Neurobiology of Aging | 2017
Mathew A. Harris; Simon R. Cox; Caroline E. Brett; Ian J. Deary; Alasdair M.J. MacLullich
Elevated cortisol levels have been hypothesized to contribute to cognitive aging, but study findings are inconsistent. In the present study, we examined the association between salivary cortisol in older age and cognitive ability across the life course. We used data from 370 members of the 36-Day Sample of the Scottish Mental Survey 1947, who underwent cognitive testing at age 11 years and were then followed up at around age 78 years, completing further cognitive tests and providing diurnal salivary cortisol samples. We hypothesized that higher cortisol levels would be associated with lower cognitive ability in older age and greater cognitive decline from childhood to older age but also lower childhood cognitive ability. Few of the tested associations were significant, and of those that were, most suggested a positive relationship between cortisol and cognitive ability. Only 1 cognitive measure showed any sign of cortisol-related impairment. However, after correcting for multiple comparisons, no results remained significant. These findings suggest that cortisol may not play an important role in cognitive aging across the life course.

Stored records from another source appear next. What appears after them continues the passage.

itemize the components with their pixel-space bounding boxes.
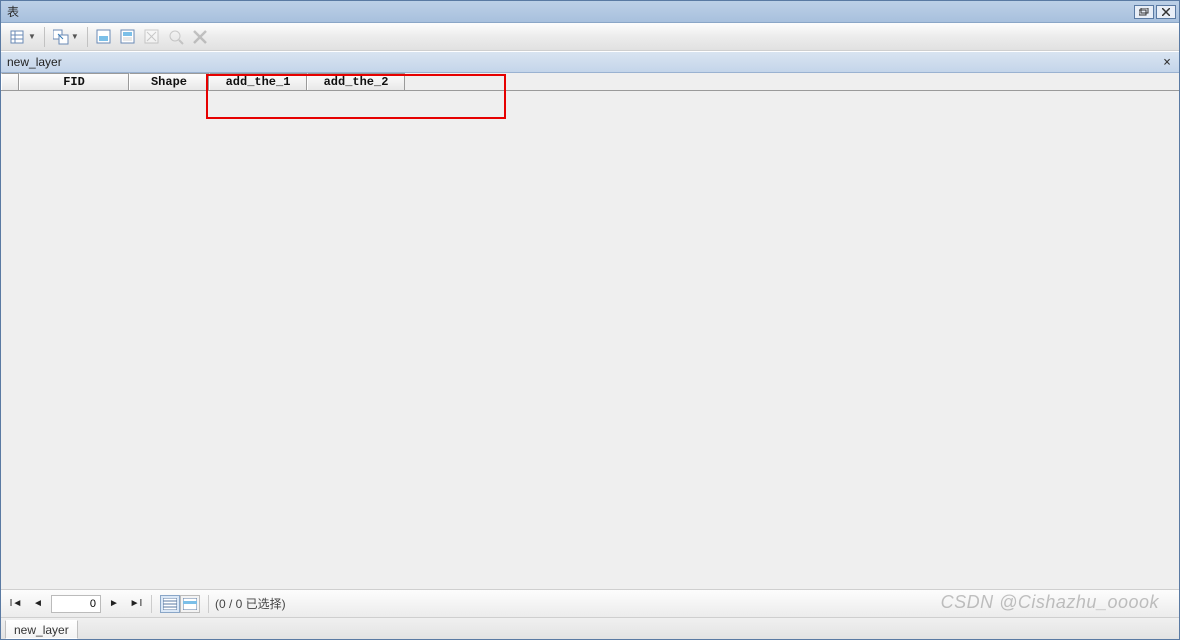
switch-selection-button[interactable] — [117, 26, 139, 48]
view-mode-toggle — [160, 595, 200, 613]
tab-label: new_layer — [14, 623, 69, 637]
close-icon[interactable] — [1156, 5, 1176, 19]
chevron-down-icon: ▼ — [71, 32, 79, 41]
table-options-button[interactable]: ▼ — [7, 26, 39, 48]
next-record-button[interactable]: ► — [105, 595, 123, 613]
prev-record-button[interactable]: ◄ — [29, 595, 47, 613]
clear-selection-button[interactable] — [141, 26, 163, 48]
selection-count-label: (0 / 0 已选择) — [215, 595, 286, 612]
column-header[interactable]: FID — [19, 73, 129, 90]
restore-icon[interactable] — [1134, 5, 1154, 19]
tab-bar: new_layer — [1, 617, 1179, 639]
chevron-down-icon: ▼ — [28, 32, 36, 41]
titlebar: 表 — [1, 1, 1179, 23]
last-record-button[interactable]: ►I — [127, 595, 145, 613]
row-handle-header[interactable] — [1, 73, 19, 90]
table-body-empty — [1, 91, 1179, 589]
window-title: 表 — [7, 3, 19, 20]
layer-tab[interactable]: new_layer — [5, 620, 78, 639]
zoom-selected-button[interactable] — [165, 26, 187, 48]
current-record-input[interactable] — [51, 595, 101, 613]
separator — [151, 595, 152, 613]
window-controls — [1134, 5, 1176, 19]
separator — [208, 595, 209, 613]
column-header[interactable]: add_the_2 — [307, 73, 405, 90]
layer-name-label: new_layer — [7, 55, 62, 69]
window: 表 ▼ ▼ — [0, 0, 1180, 640]
close-layer-button[interactable]: × — [1159, 54, 1175, 70]
show-all-records-button[interactable] — [160, 595, 180, 613]
record-navigator: I◄ ◄ ► ►I (0 / 0 已选择) — [1, 589, 1179, 617]
separator — [87, 27, 88, 47]
show-selected-records-button[interactable] — [180, 595, 200, 613]
delete-selected-button[interactable] — [189, 26, 211, 48]
column-header[interactable]: add_the_1 — [209, 73, 307, 90]
table-header-row: FID Shape add_the_1 add_the_2 — [1, 73, 1179, 91]
column-header[interactable]: Shape — [129, 73, 209, 90]
toolbar: ▼ ▼ — [1, 23, 1179, 51]
attribute-table: FID Shape add_the_1 add_the_2 — [1, 73, 1179, 589]
layer-header: new_layer × — [1, 51, 1179, 73]
separator — [44, 27, 45, 47]
select-by-attributes-button[interactable] — [93, 26, 115, 48]
first-record-button[interactable]: I◄ — [7, 595, 25, 613]
related-tables-button[interactable]: ▼ — [50, 26, 82, 48]
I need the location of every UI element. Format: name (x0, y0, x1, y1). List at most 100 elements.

European Journal of Personality | 2016
Mathew A. Harris; Caroline E. Brett; Ian J. Deary; Wendy Johnson
Recent observations that personality traits are related to later–life health and wellbeing have inspired considerable interest in exploring the mechanisms involved. Other factors, such as cognitive ability and education, also show longitudinal influences on health and wellbeing, but it is not yet clear how all these early–life factors together contribute to later–life health and wellbeing. In this preliminary study, we assessed hypothesised relations among these variables across the life course, using structural equation modelling in a sample assessed on dependability (a personality trait related to conscientiousness) in childhood, cognitive ability and social class in childhood and older age, education, and health and subjective wellbeing in older age. Our models indicated that both health and subjective wellbeing in older age were influenced by childhood IQ and social class, via education. Some older–age personality traits mediated the effects of early–life variables, on subjective wellbeing in particular, but childhood dependability did not show significant associations. Our results therefore did not provide evidence that childhood dependability promotes older–age health and wellbeing, but did highlight the importance of other early–life factors, particularly characteristics that contribute to educational attainment. Further, personality in later life may mediate the effects of early–life factors on health and subjective wellbeing.